4.6. Infolgedessen beziehen sich zahlreiche Vorhaben im Bereich der Rehabilitation ganz oder teilweise auf Verwaltungsaktivitäten und nicht auf Infrastrukturarbeiten. Bei den Prüfungen des Hofes wurde deutlich, daß diese Verwaltungsmaßnahmen in einigen Fällen eine Verbesserung oder eine Übernahme der Gehälter des vorhandenen Personals ermöglichten, jedoch keine neuen Gutachten und keine wesentliche Änderung der Pflegemethoden mit sich brachten.

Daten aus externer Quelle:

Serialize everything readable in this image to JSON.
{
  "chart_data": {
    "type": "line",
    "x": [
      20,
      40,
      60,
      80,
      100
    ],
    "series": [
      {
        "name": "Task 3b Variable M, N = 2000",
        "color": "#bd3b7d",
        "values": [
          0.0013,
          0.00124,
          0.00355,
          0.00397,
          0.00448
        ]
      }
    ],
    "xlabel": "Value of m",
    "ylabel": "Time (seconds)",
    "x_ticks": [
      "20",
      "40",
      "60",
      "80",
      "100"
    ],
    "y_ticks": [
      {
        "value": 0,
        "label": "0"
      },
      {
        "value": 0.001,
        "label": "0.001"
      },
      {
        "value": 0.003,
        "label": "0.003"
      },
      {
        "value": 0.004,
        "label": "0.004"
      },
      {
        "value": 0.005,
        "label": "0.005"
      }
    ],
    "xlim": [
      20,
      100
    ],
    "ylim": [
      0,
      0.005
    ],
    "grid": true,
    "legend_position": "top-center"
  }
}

5. Durchführung der Vorhaben

Berufsbildungszentren

5.1. Bei den Berufsbildungszentren bestätigten die Prüfungen des Rechnungshofes an Ort und Stelle hinsichtlich der Durchführung der Vorhaben die schlechte technische Vorbereitung dieser Vorhaben und die Verzögerungen bei ihrer Verwirklichung. Einige Vorhaben, die 1984 genehmigt wurden und deren Vollendung innerhalb einer Frist von drei oder vier Jahren vorgesehen war, befanden sich 1989 noch in der Phase der technischen Vorbereitung. In anderen Fällen sind zusätzliche Mittelbindungen später wieder aufgehoben worden.

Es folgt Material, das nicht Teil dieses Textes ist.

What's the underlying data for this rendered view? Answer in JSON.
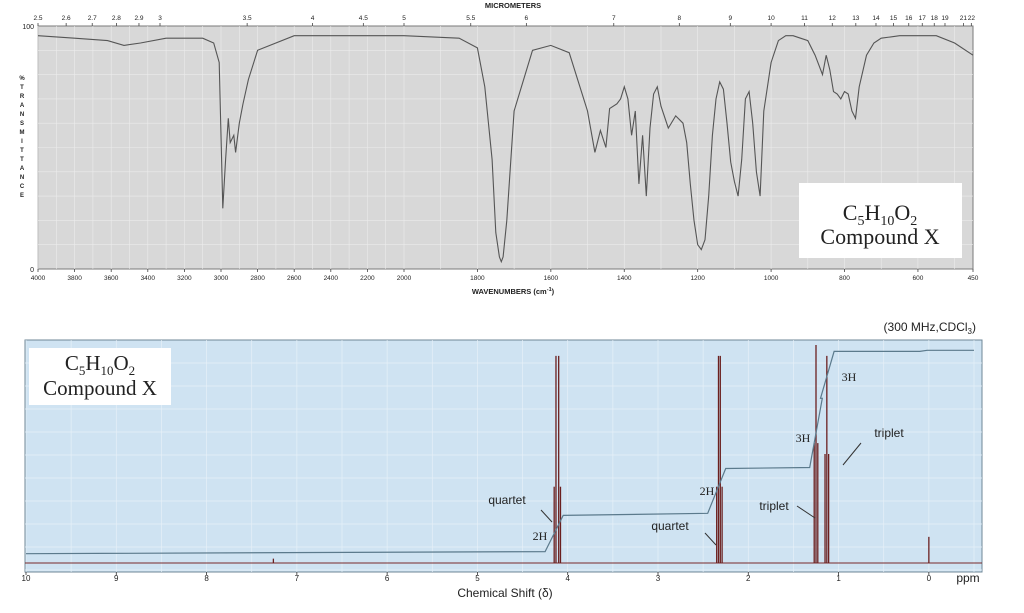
{
  "chart_data": [
    {
      "type": "line",
      "top_label": "MICROMETERS",
      "xlabel": "WAVENUMBERS (cm",
      "xlabel_sup": "-1",
      "xlabel_end": ")",
      "ylabel": "%TRANSMITTANCE",
      "ylim": [
        0,
        100
      ],
      "y_ticks": [
        "100",
        "0"
      ],
      "x_ticks": [
        "4000",
        "3800",
        "3600",
        "3400",
        "3200",
        "3000",
        "2800",
        "2600",
        "2400",
        "2200",
        "2000",
        "1800",
        "1600",
        "1400",
        "1200",
        "1000",
        "800",
        "600",
        "450"
      ],
      "micrometer_ticks": [
        "2.5",
        "2.6",
        "2.7",
        "2.8",
        "2.9",
        "3",
        "3.5",
        "4",
        "4.5",
        "5",
        "5.5",
        "6",
        "7",
        "8",
        "9",
        "10",
        "11",
        "12",
        "13",
        "14",
        "15",
        "16",
        "17",
        "18",
        "19",
        "21",
        "22"
      ],
      "compound": {
        "line1_parts": [
          "C",
          "5",
          "H",
          "10",
          "O",
          "2"
        ],
        "line2": "Compound X"
      },
      "x": [
        4000,
        3800,
        3620,
        3530,
        3440,
        3300,
        3100,
        3040,
        3010,
        3000,
        2990,
        2975,
        2960,
        2950,
        2930,
        2920,
        2900,
        2880,
        2850,
        2800,
        2600,
        2400,
        2200,
        2000,
        1850,
        1800,
        1780,
        1760,
        1750,
        1740,
        1735,
        1730,
        1720,
        1700,
        1650,
        1600,
        1550,
        1500,
        1480,
        1465,
        1450,
        1440,
        1420,
        1410,
        1400,
        1390,
        1380,
        1370,
        1360,
        1350,
        1340,
        1330,
        1320,
        1310,
        1300,
        1280,
        1260,
        1240,
        1230,
        1220,
        1210,
        1200,
        1190,
        1180,
        1170,
        1160,
        1150,
        1140,
        1130,
        1120,
        1110,
        1100,
        1090,
        1080,
        1070,
        1060,
        1050,
        1040,
        1030,
        1020,
        1000,
        980,
        960,
        940,
        920,
        900,
        880,
        860,
        850,
        840,
        830,
        820,
        810,
        800,
        790,
        780,
        770,
        760,
        740,
        720,
        700,
        650,
        600,
        550,
        500,
        450
      ],
      "y": [
        96,
        95,
        94,
        92,
        93,
        95,
        95,
        93,
        85,
        55,
        25,
        45,
        62,
        52,
        55,
        48,
        60,
        68,
        78,
        90,
        96,
        96,
        96,
        96,
        95,
        91,
        75,
        45,
        15,
        5,
        3,
        5,
        20,
        65,
        90,
        92,
        89,
        65,
        48,
        57,
        50,
        66,
        68,
        70,
        75,
        70,
        55,
        65,
        35,
        55,
        30,
        58,
        72,
        75,
        67,
        58,
        63,
        60,
        52,
        35,
        20,
        10,
        8,
        12,
        30,
        55,
        70,
        77,
        74,
        60,
        44,
        36,
        30,
        45,
        70,
        73,
        60,
        40,
        30,
        65,
        85,
        94,
        96,
        96,
        95,
        94,
        88,
        80,
        88,
        82,
        73,
        72,
        70,
        73,
        72,
        65,
        62,
        75,
        88,
        93,
        95,
        96,
        96,
        96,
        93,
        88
      ]
    },
    {
      "type": "line",
      "subtitle": "(300 MHz,CDCl",
      "subtitle_sub": "3",
      "subtitle_end": ")",
      "xlabel": "Chemical Shift (δ)",
      "x_unit": "ppm",
      "xlim": [
        10,
        -0.5
      ],
      "x_ticks": [
        "10",
        "9",
        "8",
        "7",
        "6",
        "5",
        "4",
        "3",
        "2",
        "1",
        "0"
      ],
      "compound": {
        "line1_parts": [
          "C",
          "5",
          "H",
          "10",
          "O",
          "2"
        ],
        "line2": "Compound X"
      },
      "peaks": [
        {
          "shift": 4.12,
          "multiplicity": "quartet",
          "integration": "2H",
          "lines": [
            4.15,
            4.13,
            4.1,
            4.08
          ],
          "heights": [
            0.35,
            0.95,
            0.95,
            0.35
          ]
        },
        {
          "shift": 2.32,
          "multiplicity": "quartet",
          "integration": "2H",
          "lines": [
            2.35,
            2.33,
            2.31,
            2.29
          ],
          "heights": [
            0.35,
            0.95,
            0.95,
            0.35
          ]
        },
        {
          "shift": 1.25,
          "multiplicity": "triplet",
          "integration": "3H",
          "lines": [
            1.27,
            1.25,
            1.23
          ],
          "heights": [
            0.55,
            1.0,
            0.55
          ]
        },
        {
          "shift": 1.13,
          "multiplicity": "triplet",
          "integration": "3H",
          "lines": [
            1.15,
            1.13,
            1.11
          ],
          "heights": [
            0.5,
            0.95,
            0.5
          ]
        },
        {
          "shift": 0.0,
          "lines": [
            0.0
          ],
          "heights": [
            0.12
          ]
        },
        {
          "shift": 7.26,
          "lines": [
            7.26
          ],
          "heights": [
            0.02
          ]
        }
      ],
      "integral_steps": [
        0.02,
        0.2,
        0.42,
        0.75,
        0.97
      ]
    }
  ]
}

5.2. In dem Bestreben, die mit den Verzögerungen verbundenen Nachteile abzuschwächen, sind einige Begünstigte zum Kauf von Ausstattungen übergegangen, die sie provisorisch in Mietgebäuden benutzen. Eine der Hauptverzögerungsursachen liegt in der Schwierigkeit, geeignete Baugelände zu finden oder in der Auswahl nicht geeigneter Gelände. Auch die Preisinflation führt trotz der Gewährung der Beihilfen in Ecu zu Problemen, da die Veranschlagung der Ausgaben für die Vorhaben in Drachmen erstellt wurden und die starke Abwertung der Drachme im Falle einer Verzögerung der Verwirklichung ständig zu Kostenrevisionen führt.

5.3. Die Prüfungen an Ort und Stelle haben im übrigen die Schwierigkeit ergeben, sich von der Förderungswürdigkeit der Ausgaben zu überzeugen, da keine nach Maßnahmen strukturierten Rechnungsführungen vorlagen und manchmal ebenfalls keine klaren Angaben verfügbar waren, mit denen hätte geprüft werden können, ob die Ausgaben wirklich im Laufe des Förderungszeitraums vorgenommen wurden.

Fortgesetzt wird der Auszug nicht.